Optimising Investments Within Current Allowances
For easyMoney investors, maximising ISA and IFISA contributions while these allowances are intact could protect significant wealth from tax impacts in the future. ISAs offer a tax-free growth advantage compared to non-ISA investments, where returns are subject to taxation. By capitalising on easyMoney’s IFISAs, investors can secure tax-free returns on property-backed loans, an especially appealing option given the potential for future tax limitations.
6. Market Volatility in Property and Equity Investments
Risks and Returns Across Asset Classes
Market volatility remains a concern, especially in the property and equity sectors. While property-backed investments are generally considered stable, market fluctuations can impact asset values, affecting both traditional investments and P2P lending returns. Additionally, equities have seen varied performance, especially in the short term (in the long term equities historically tend to perform well), with many investors looking for diversified investment strategy amidst economic changes.
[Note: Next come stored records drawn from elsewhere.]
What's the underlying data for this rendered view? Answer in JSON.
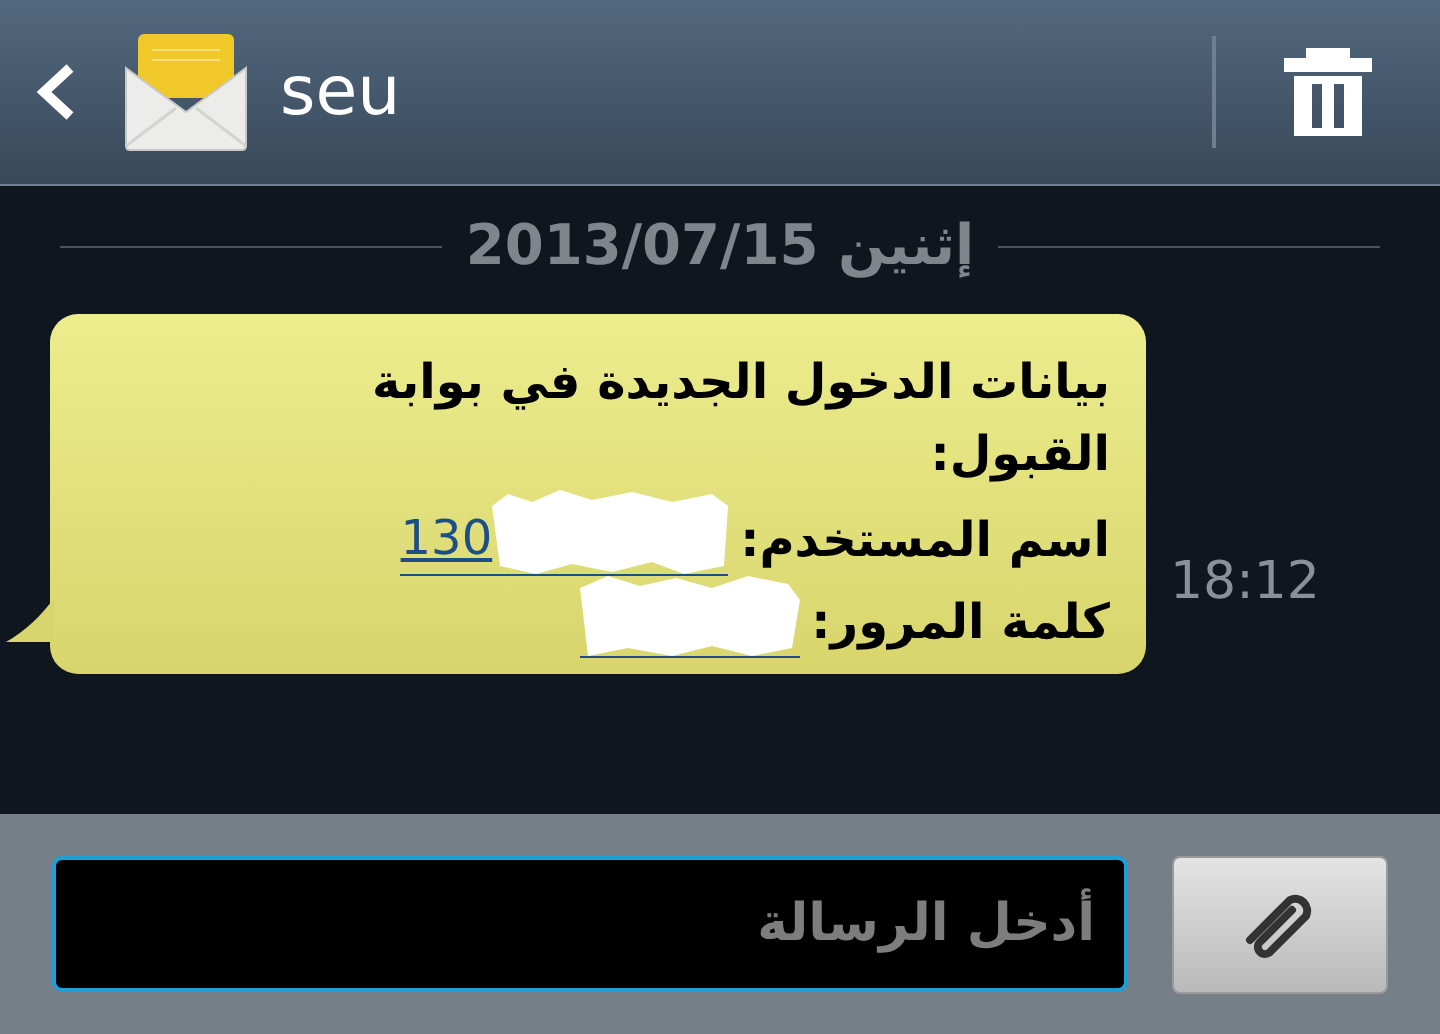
{
  "header": {
    "contact": "seu"
  },
  "date_divider": "إثنين 2013/07/15",
  "message": {
    "title": "بيانات الدخول الجديدة في بوابة القبول:",
    "username_label": "اسم المستخدم:",
    "username_value": "130",
    "password_label": "كلمة المرور:",
    "time": "18:12"
  },
  "composer": {
    "placeholder": "أدخل الرسالة"
  }
}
Balancing Stability and Growth
Diversifying through a mix of asset classes, including property-backed IFISAs, offers a balanced approach for easyMoney investors. Property-backed loans typically present lower volatility than equities and provide a consistent income stream. In comparison, equity-based investments may offer higher growth potential but come with increased exposure to market volatility, making IFISAs an attractive middle ground for investors prioritising steady returns and mitigating risks.
7. Retirement Strategies and IFISAs
Building a Tax-Efficient Retirement Portfolio
With traditional pensions becoming increasingly complex due to new inheritance tax rules, diversifying retirement funds into alternative options like IFISAs can provide retirees with tax-efficient growth and withdrawals. Unlike pensions, where contributions are tax-deductible but withdrawals are taxed, ISAs are funded with post-tax income and grow tax-free, creating a valuable complement to pension-based retirement savings.
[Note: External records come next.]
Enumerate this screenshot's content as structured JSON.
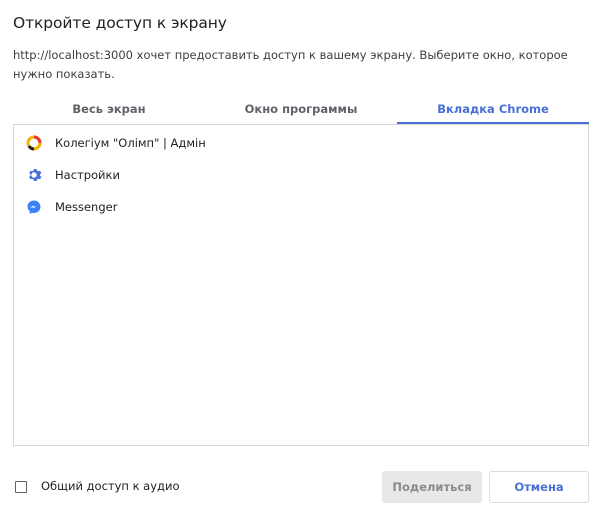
{
  "dialog": {
    "title": "Откройте доступ к экрану",
    "description": "http://localhost:3000 хочет предоставить доступ к вашему экрану. Выберите окно, которое нужно показать."
  },
  "tabs": [
    {
      "label": "Весь экран",
      "active": false
    },
    {
      "label": "Окно программы",
      "active": false
    },
    {
      "label": "Вкладка Chrome",
      "active": true
    }
  ],
  "list": {
    "items": [
      {
        "label": "Колегіум \"Олімп\" | Адмін",
        "icon": "olimp-logo-icon"
      },
      {
        "label": "Настройки",
        "icon": "gear-icon"
      },
      {
        "label": "Messenger",
        "icon": "messenger-icon"
      }
    ]
  },
  "footer": {
    "audio_label": "Общий доступ к аудио",
    "audio_checked": false,
    "share_label": "Поделиться",
    "cancel_label": "Отмена"
  },
  "colors": {
    "accent": "#4a6fd6",
    "messenger": "#3b82f6",
    "gear": "#4a6fd6"
  }
}
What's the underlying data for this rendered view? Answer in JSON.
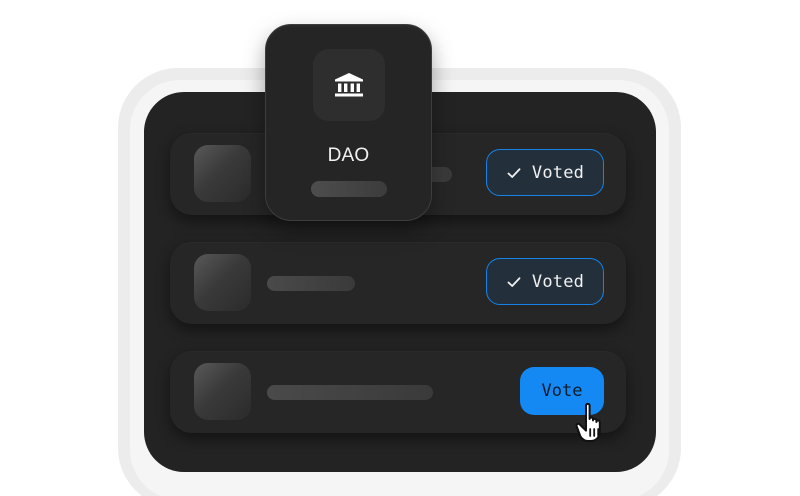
{
  "dao_card": {
    "icon": "bank-building-icon",
    "title": "DAO"
  },
  "proposals": [
    {
      "status": "voted",
      "button_label": "Voted",
      "icon": "check-icon"
    },
    {
      "status": "voted",
      "button_label": "Voted",
      "icon": "check-icon"
    },
    {
      "status": "open",
      "button_label": "Vote",
      "cursor": "pointer-hand-icon"
    }
  ],
  "colors": {
    "accent": "#1488f3",
    "voted_border": "#1583e8",
    "voted_bg": "#23303c",
    "panel": "#232323",
    "card": "#252525"
  }
}
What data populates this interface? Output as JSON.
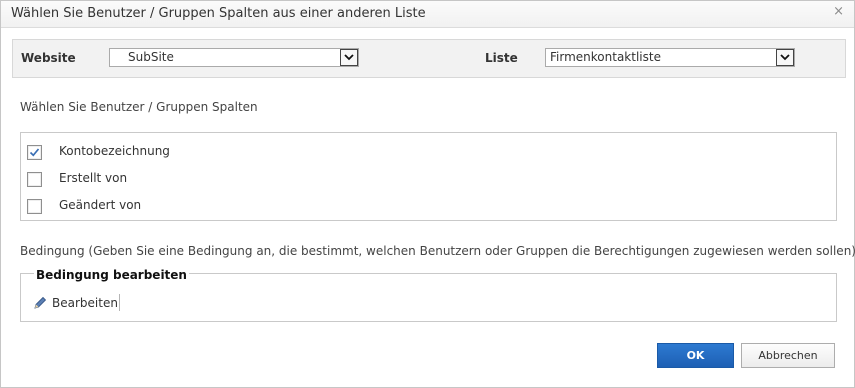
{
  "dialog": {
    "title": "Wählen Sie Benutzer / Gruppen Spalten aus einer anderen Liste",
    "close_glyph": "×"
  },
  "filters": {
    "website_label": "Website",
    "website_value": "SubSite",
    "list_label": "Liste",
    "list_value": "Firmenkontaktliste"
  },
  "columns": {
    "heading": "Wählen Sie Benutzer / Gruppen Spalten",
    "items": [
      {
        "label": "Kontobezeichnung",
        "checked": true
      },
      {
        "label": "Erstellt von",
        "checked": false
      },
      {
        "label": "Geändert von",
        "checked": false
      }
    ]
  },
  "condition": {
    "description": "Bedingung (Geben Sie eine Bedingung an, die bestimmt, welchen Benutzern oder Gruppen die Berechtigungen zugewiesen werden sollen)",
    "box_title": "Bedingung bearbeiten",
    "edit_label": "Bearbeiten"
  },
  "buttons": {
    "ok": "OK",
    "cancel": "Abbrechen"
  },
  "icons": {
    "close": "close-icon",
    "dropdown": "chevron-down-icon",
    "edit": "pencil-icon",
    "check": "checkmark-icon"
  },
  "colors": {
    "ok_button": "#1d5fb4",
    "header_bg": "#f2f2f2"
  }
}
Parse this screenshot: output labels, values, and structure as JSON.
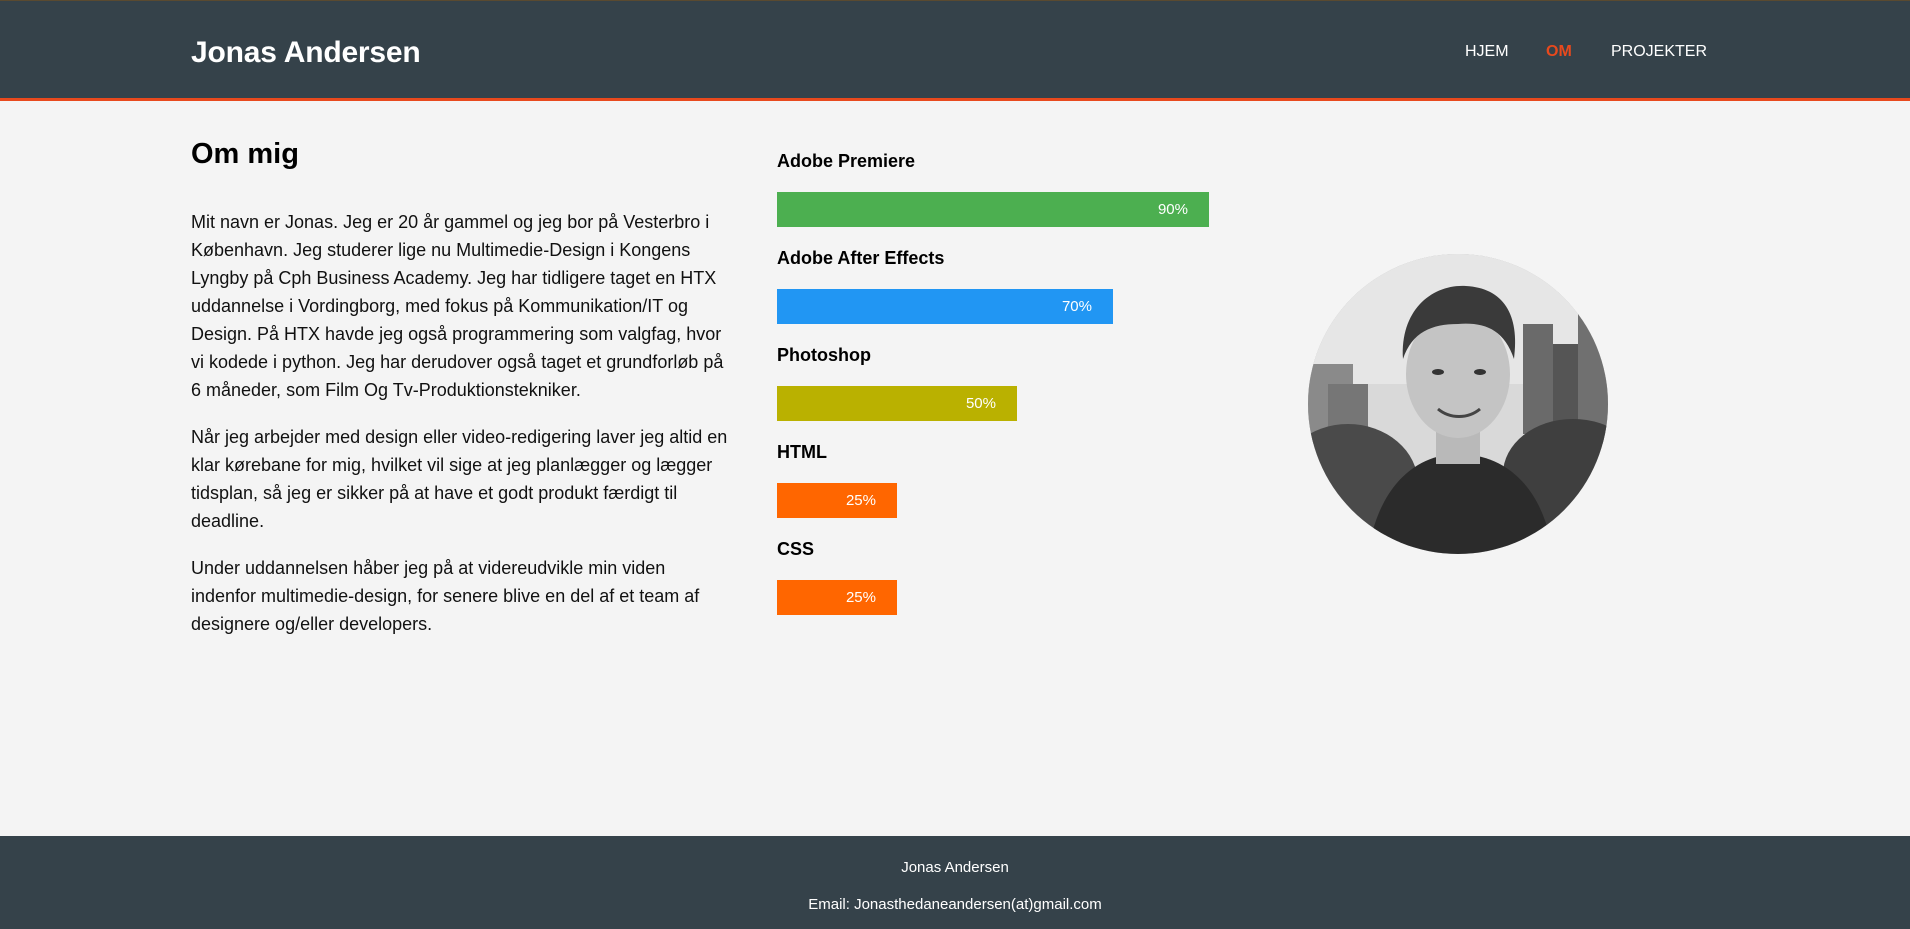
{
  "header": {
    "site_name": "Jonas Andersen",
    "nav": [
      {
        "label": "HJEM",
        "active": false
      },
      {
        "label": "OM",
        "active": true
      },
      {
        "label": "PROJEKTER",
        "active": false
      }
    ]
  },
  "about": {
    "title": "Om mig",
    "paragraphs": [
      "Mit navn er Jonas. Jeg er 20 år gammel og jeg bor på Vesterbro i København. Jeg studerer lige nu Multimedie-Design i Kongens Lyngby på Cph Business Academy. Jeg har tidligere taget en HTX uddannelse i Vordingborg, med fokus på Kommunikation/IT og Design. På HTX havde jeg også programmering som valgfag, hvor vi kodede i python. Jeg har derudover også taget et grundforløb på 6 måneder, som Film Og Tv-Produktionstekniker.",
      "Når jeg arbejder med design eller video-redigering laver jeg altid en klar kørebane for mig, hvilket vil sige at jeg planlægger og lægger tidsplan, så jeg er sikker på at have et godt produkt færdigt til deadline.",
      "Under uddannelsen håber jeg på at videreudvikle min viden indenfor multimedie-design, for senere blive en del af et team af designere og/eller developers."
    ]
  },
  "skills": [
    {
      "name": "Adobe Premiere",
      "value": 90,
      "label": "90%",
      "color": "#4caf50"
    },
    {
      "name": "Adobe After Effects",
      "value": 70,
      "label": "70%",
      "color": "#2196f3"
    },
    {
      "name": "Photoshop",
      "value": 50,
      "label": "50%",
      "color": "#bab100"
    },
    {
      "name": "HTML",
      "value": 25,
      "label": "25%",
      "color": "#ff6600"
    },
    {
      "name": "CSS",
      "value": 25,
      "label": "25%",
      "color": "#ff6600"
    }
  ],
  "footer": {
    "name": "Jonas Andersen",
    "email": "Email: Jonasthedaneandersen(at)gmail.com"
  },
  "colors": {
    "header_bg": "#35424a",
    "accent": "#e8491d",
    "page_bg": "#f4f4f4"
  }
}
Advantages of a Mixed Portfolio
For easyMoney investors, combining IFISAs with traditional retirement accounts can reduce tax burdens during retirement. While pensions offer tax relief upfront, IFISAs allow for tax-free withdrawals, ensuring a flexible and potentially tax-efficient retirement income. By holding a portion of retirement savings in easyMoney’s IFISA, investors can secure a steady income without incurring additional tax charges at the time of withdrawal, unlike pension drawdowns.
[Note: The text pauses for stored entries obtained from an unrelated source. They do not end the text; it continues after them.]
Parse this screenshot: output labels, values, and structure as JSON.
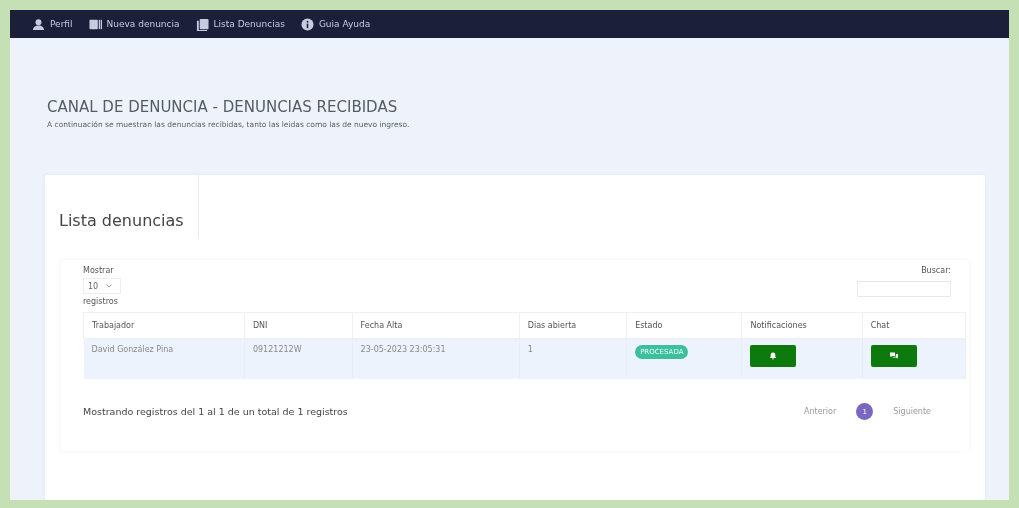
{
  "nav": [
    {
      "label": "Perfil"
    },
    {
      "label": "Nueva denuncia"
    },
    {
      "label": "Lista Denuncias"
    },
    {
      "label": "Guia Ayuda"
    }
  ],
  "title": "CANAL DE DENUNCIA - DENUNCIAS RECIBIDAS",
  "subtitle": "A continuación se muestran las denuncias recibidas, tanto las leidas como las de nuevo ingreso.",
  "card_title": "Lista denuncias",
  "length": {
    "before": "Mostrar",
    "value": "10",
    "after": "registros"
  },
  "search": {
    "label": "Buscar:"
  },
  "table": {
    "columns": [
      "Trabajador",
      "DNI",
      "Fecha Alta",
      "Dias abierta",
      "Estado",
      "Notificaciones",
      "Chat"
    ],
    "rows": [
      {
        "cells": [
          "David González Pina",
          "09121212W",
          "23-05-2023 23:05:31",
          "1"
        ],
        "status": "PROCESADA",
        "selected": true
      }
    ]
  },
  "info": "Mostrando registros del 1 al 1 de un total de 1 registros",
  "pagination": {
    "previous": "Anterior",
    "pages": [
      {
        "label": "1",
        "selected": true
      }
    ],
    "next": "Siguiente"
  }
}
Conclusion: Planning Ahead for 2025 and Beyond
The Autumn 2024 Budget presents a blend of adjustments that carry implications for high-net-worth individuals seeking efficient wealth management. Key changes to capital gains tax, corporate tax, and inheritance regulations underscore the need for diversified, tax-efficient strategies.
With target returns of 5.5% to 7% (as per October 2024), easyMoney’s property-backed IFISA offers a compelling option for investors looking to offset the impacts of lower interest rates, increased CGT, and the complexities of traditional pensions. By leveraging the tax-free benefits of IFISAs, investors can safeguard their wealth, minimise tax obligations, and achieve stable growth.
As always, it is crucial for investors to assess risk tolerance, and easyMoney’s approach to balancing property security with flexible returns provides an appealing strategy for managing the economic changes anticipated for 2025 and beyond.
Past performance is no guarantee for future results.
Tax treatment depends on the individual circumstances of each investor and may be subject to change in the future.